Et le médecin de rappeler qu'un enfant sur deux a déjà vu du porno à son entrée au collège et que 20 à 30% des consommateurs de porno sont des mineurs. "Le premier support médiateur d'entrée dans la sexualité, désormais, c'est le porno", insiste-t-il, "assez inquiet pour les jeunes adultes aujourd'hui".
- "Je reconnais l'acte, pas l'intention" -
"Mais si on n'est pas responsable de ses fantasmes, on est responsable de ses actes", ajoute le psychiatre. Et Charly A. est revenu cinq fois à Mazan.
"J'arrivais pas à dire non, M. Pelicot était insistant, entreprenant, rassurant", justifie l'accusé, ajoutant: "peut-être que j'étais facile à manipuler".
"Je n'ai pas eu l'impression de le soudoyer", rétorque le mari, persistant à dire que tous ses "invités" savaient que sa femme serait endormie "à son insu".
Sur les écrans de la salle sont maintenant diffusées deux vidéos de la deuxième visite de Charly A. à Mazan.
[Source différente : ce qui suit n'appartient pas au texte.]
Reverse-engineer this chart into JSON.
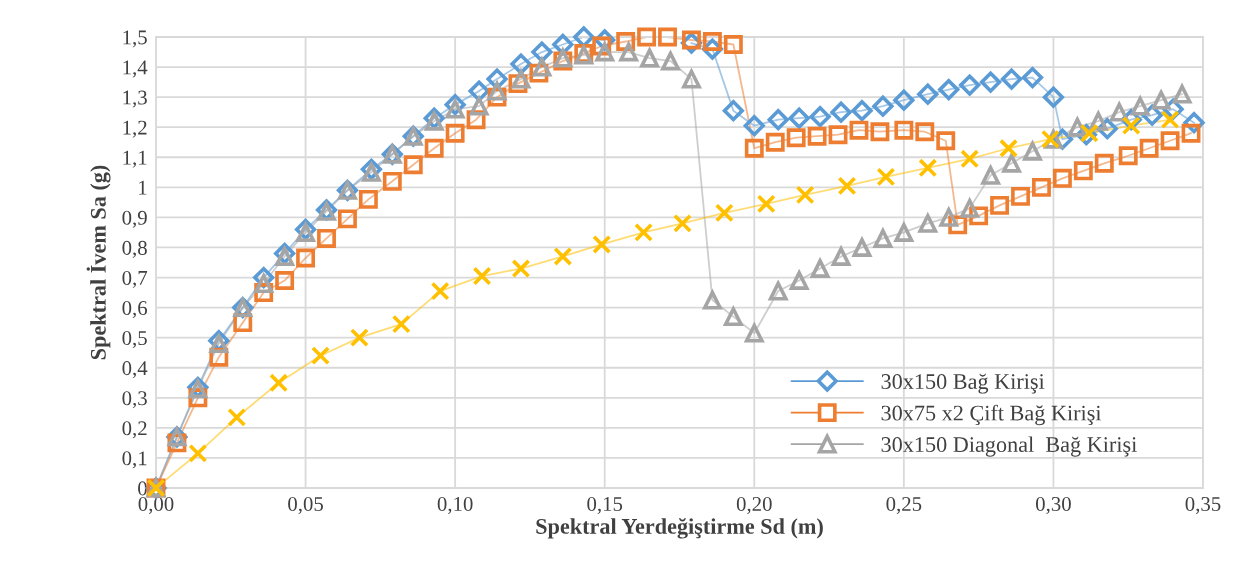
{
  "chart_data": {
    "type": "line",
    "xlabel": "Spektral Yerdeğiştirme Sd (m)",
    "ylabel": "Spektral İvem Sa (g)",
    "xlim": [
      0,
      0.35
    ],
    "xticks": [
      {
        "value": 0,
        "label": "0,00"
      },
      {
        "value": 0.05,
        "label": "0,05"
      },
      {
        "value": 0.1,
        "label": "0,10"
      },
      {
        "value": 0.15,
        "label": "0,15"
      },
      {
        "value": 0.2,
        "label": "0,20"
      },
      {
        "value": 0.25,
        "label": "0,25"
      },
      {
        "value": 0.3,
        "label": "0,30"
      },
      {
        "value": 0.35,
        "label": "0,35"
      }
    ],
    "ylim": [
      0,
      1.5
    ],
    "yticks": [
      0,
      {
        "value": 0.1,
        "label": "0,1"
      },
      {
        "value": 0.2,
        "label": "0,2"
      },
      {
        "value": 0.3,
        "label": "0,3"
      },
      {
        "value": 0.4,
        "label": "0,4"
      },
      {
        "value": 0.5,
        "label": "0,5"
      },
      {
        "value": 0.6,
        "label": "0,6"
      },
      {
        "value": 0.7,
        "label": "0,7"
      },
      {
        "value": 0.8,
        "label": "0,8"
      },
      {
        "value": 0.9,
        "label": "0,9"
      },
      1,
      {
        "value": 1.1,
        "label": "1,1"
      },
      {
        "value": 1.2,
        "label": "1,2"
      },
      {
        "value": 1.3,
        "label": "1,3"
      },
      {
        "value": 1.4,
        "label": "1,4"
      },
      {
        "value": 1.5,
        "label": "1,5"
      }
    ],
    "grid": true,
    "legend": "bottom right",
    "series": [
      {
        "name": "30x150 Bağ Kirişi",
        "color": "#5b9bd5",
        "marker": "diamond",
        "x": [
          0,
          0.007,
          0.014,
          0.021,
          0.029,
          0.036,
          0.043,
          0.05,
          0.057,
          0.064,
          0.072,
          0.079,
          0.086,
          0.093,
          0.1,
          0.108,
          0.114,
          0.122,
          0.129,
          0.136,
          0.143,
          0.15,
          0.158,
          0.165,
          0.172,
          0.179,
          0.186,
          0.193,
          0.2,
          0.208,
          0.215,
          0.222,
          0.229,
          0.236,
          0.243,
          0.25,
          0.258,
          0.265,
          0.272,
          0.279,
          0.286,
          0.293,
          0.3,
          0.303,
          0.311,
          0.318,
          0.326,
          0.333,
          0.34,
          0.347
        ],
        "values": [
          0,
          0.17,
          0.335,
          0.49,
          0.6,
          0.7,
          0.78,
          0.86,
          0.925,
          0.99,
          1.06,
          1.11,
          1.17,
          1.23,
          1.275,
          1.32,
          1.36,
          1.41,
          1.45,
          1.475,
          1.5,
          1.49,
          null,
          null,
          null,
          1.48,
          1.46,
          1.255,
          1.205,
          1.225,
          1.23,
          1.235,
          1.25,
          1.255,
          1.27,
          1.29,
          1.31,
          1.325,
          1.34,
          1.35,
          1.36,
          1.365,
          1.3,
          1.16,
          1.175,
          1.195,
          1.225,
          1.24,
          1.26,
          1.215
        ]
      },
      {
        "name": "30x75 x2 Çift Bağ Kirişi",
        "color": "#ed7d31",
        "marker": "square",
        "x": [
          0,
          0.007,
          0.014,
          0.021,
          0.029,
          0.036,
          0.043,
          0.05,
          0.057,
          0.064,
          0.071,
          0.079,
          0.086,
          0.093,
          0.1,
          0.107,
          0.114,
          0.121,
          0.128,
          0.136,
          0.143,
          0.149,
          0.157,
          0.164,
          0.171,
          0.179,
          0.186,
          0.193,
          0.2,
          0.207,
          0.214,
          0.221,
          0.228,
          0.235,
          0.242,
          0.25,
          0.257,
          0.264,
          0.268,
          0.275,
          0.282,
          0.289,
          0.296,
          0.303,
          0.31,
          0.317,
          0.325,
          0.332,
          0.339,
          0.346
        ],
        "values": [
          0,
          0.15,
          0.3,
          0.435,
          0.55,
          0.65,
          0.69,
          0.765,
          0.83,
          0.895,
          0.96,
          1.02,
          1.075,
          1.13,
          1.18,
          1.225,
          1.3,
          1.345,
          1.38,
          1.42,
          1.445,
          1.47,
          1.485,
          1.5,
          1.5,
          1.49,
          1.485,
          1.475,
          1.13,
          1.15,
          1.165,
          1.17,
          1.175,
          1.19,
          1.185,
          1.19,
          1.185,
          1.155,
          0.875,
          0.905,
          0.94,
          0.97,
          1.0,
          1.03,
          1.055,
          1.08,
          1.105,
          1.13,
          1.155,
          1.18
        ]
      },
      {
        "name": "30x150 Diagonal  Bağ Kirişi",
        "color": "#a5a5a5",
        "marker": "triangle",
        "x": [
          0,
          0.007,
          0.014,
          0.021,
          0.029,
          0.036,
          0.043,
          0.05,
          0.057,
          0.064,
          0.072,
          0.079,
          0.086,
          0.093,
          0.1,
          0.108,
          0.114,
          0.122,
          0.129,
          0.136,
          0.143,
          0.15,
          0.158,
          0.165,
          0.172,
          0.179,
          0.186,
          0.193,
          0.2,
          0.208,
          0.215,
          0.222,
          0.229,
          0.236,
          0.243,
          0.25,
          0.258,
          0.265,
          0.272,
          0.279,
          0.286,
          0.293,
          0.3,
          0.308,
          0.315,
          0.322,
          0.329,
          0.336,
          0.343
        ],
        "values": [
          0,
          0.17,
          0.33,
          0.48,
          0.6,
          0.68,
          0.77,
          0.85,
          0.92,
          0.99,
          1.05,
          1.11,
          1.17,
          1.22,
          1.26,
          1.27,
          1.32,
          1.36,
          1.4,
          1.43,
          1.44,
          1.45,
          1.45,
          1.43,
          1.42,
          1.36,
          0.625,
          0.57,
          0.515,
          0.655,
          0.69,
          0.73,
          0.77,
          0.8,
          0.83,
          0.85,
          0.88,
          0.9,
          0.93,
          1.04,
          1.08,
          1.12,
          1.16,
          1.2,
          1.22,
          1.25,
          1.27,
          1.29,
          1.31
        ]
      },
      {
        "color": "#ffc000",
        "marker": "cross",
        "x": [
          0,
          0.014,
          0.027,
          0.041,
          0.055,
          0.068,
          0.082,
          0.095,
          0.109,
          0.122,
          0.136,
          0.149,
          0.163,
          0.176,
          0.19,
          0.204,
          0.217,
          0.231,
          0.244,
          0.258,
          0.272,
          0.285,
          0.299,
          0.312,
          0.326,
          0.339
        ],
        "values": [
          0,
          0.115,
          0.235,
          0.35,
          0.44,
          0.5,
          0.545,
          0.655,
          0.705,
          0.73,
          0.77,
          0.81,
          0.85,
          0.88,
          0.915,
          0.945,
          0.975,
          1.005,
          1.035,
          1.065,
          1.095,
          1.13,
          1.16,
          1.18,
          1.205,
          1.225
        ]
      }
    ]
  }
}
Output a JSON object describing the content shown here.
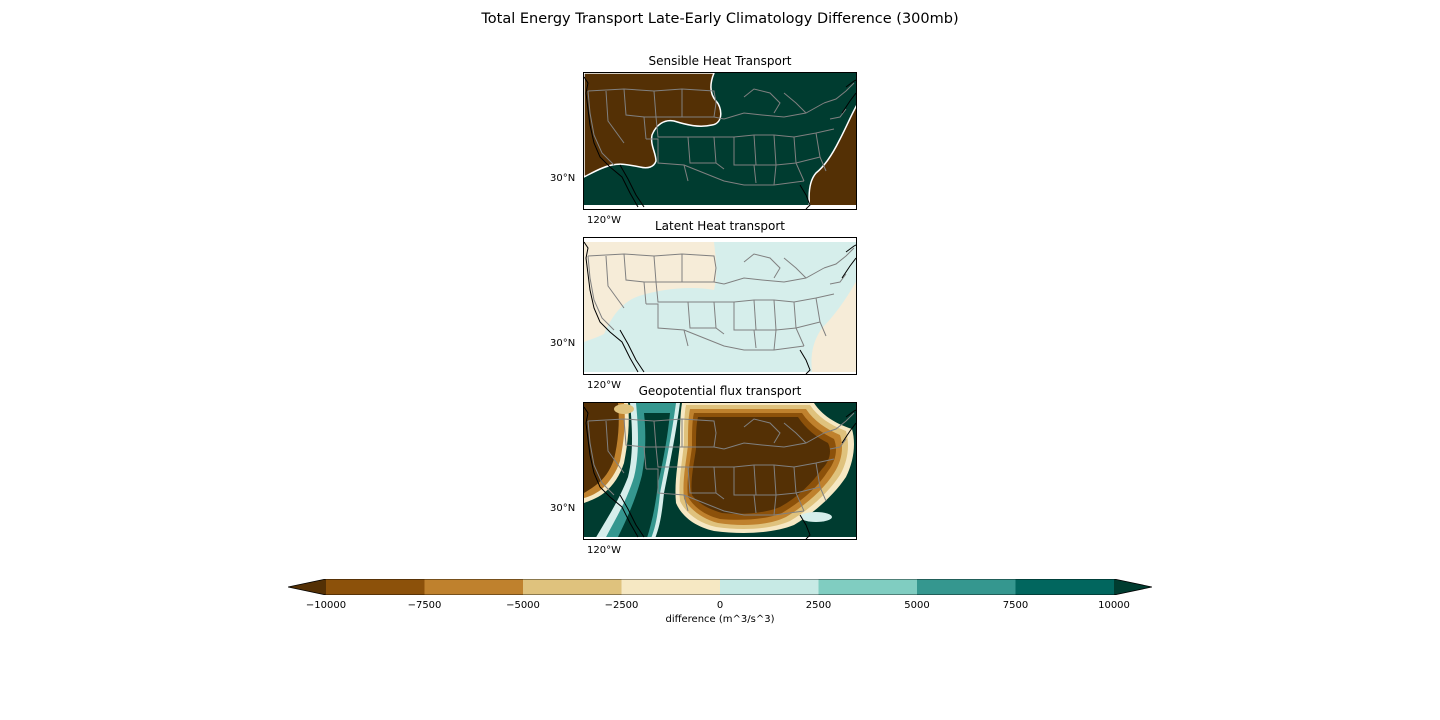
{
  "figure": {
    "title": "Total Energy Transport Late-Early Climatology Difference (300mb)"
  },
  "panels": [
    {
      "title": "Sensible Heat Transport",
      "lat_tick": "30°N",
      "lon_tick": "120°W"
    },
    {
      "title": "Latent Heat transport",
      "lat_tick": "30°N",
      "lon_tick": "120°W"
    },
    {
      "title": "Geopotential flux transport",
      "lat_tick": "30°N",
      "lon_tick": "120°W"
    }
  ],
  "colorbar": {
    "label": "difference (m^3/s^3)",
    "ticks": [
      "−10000",
      "−7500",
      "−5000",
      "−2500",
      "0",
      "2500",
      "5000",
      "7500",
      "10000"
    ],
    "colors": [
      "#543005",
      "#8c510a",
      "#bf812d",
      "#dfc27d",
      "#f6e8c3",
      "#c7eae5",
      "#80cdc1",
      "#35978f",
      "#01665e",
      "#003c30"
    ],
    "extend": "both"
  },
  "colors": {
    "strong_negative": "#543005",
    "weak_negative": "#f6ecd8",
    "weak_positive": "#d6eeeb",
    "strong_positive": "#003c30",
    "state_borders": "#808080",
    "coastline": "#000000"
  }
}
Le 7 décembre 2018.
"Ce jour là c'est l'anniversaire de ma femme", précise Dominique Pelicot, à la question d'un avocat.
Sur la première vidéo, Charly A. impose une fellation à Gisèle Pelicot, totalement inerte, pendant que son mari lui tient la bouche ouverte. Sur la seconde, il la pénètre par derrière pendant que Dominique Pelicot lui inflige à son tour une fellation.
"Une main vous est tendue, par Mme Pelicot à travers moi", l'interroge Me Stéphane Babonneau, un des deux avocats des parties civiles: "cette main tendue, pouvez-vous la prendre et reconnaître que vous avez violé Mme Pelicot ?"
"Je reconnais l'acte, pas l'intention", répond l'accusé: "Non, je n'ai pas l'intention de violer madame".
Charly A. reviendra une nouvelle fois en 2018, puis trois fois en 2020. La dernière, dans la nuit du 9 au 10 juin 2020, ils seront trois hommes invités par M. Pelicot à venir abuser de son épouse endormie. Mais Charly A. n'a pas croisé les deux autres.
Au total, ils sont 50 à avoir répondu à l'offre de Dominique Pelicot, décrit comme "chef d'orchestre" de ce dossier hors norme, symbolique des violences faites aux femmes et de la question de la soumission chimique. 50 hommes recrutés sur internet, pour la plupart jugés pour viols aggravés, faits pour lesquels ils encourent jusqu'à 20 ans de réclusion.
Après ce 10 juin 2020, Charly A. ne répondra plus aux sollicitations du mari. "Le déclic, c'est quand il me demande de faire pareil avec ma mère", explique l'accusé.
De fait, sur l'insistance de Dominique Pelicot qui lui aurait proposé de répliquer sur quelqu'un de son entourage le procédé qu'il utilisait sur son épouse Gisèle, le jeune homme avait évoqué sa mère. Mais il maintient n'être jamais passé à l'acte, même si l'accusé principal lui avait donné des médicaments pour le faire.
"Je le confirme expressément, je n'ai jamais, jamais donné de médicaments à ma mère". En tous cas, il n'est pas jugé pour ça, mais pour six viols de Gisèle Pelicot.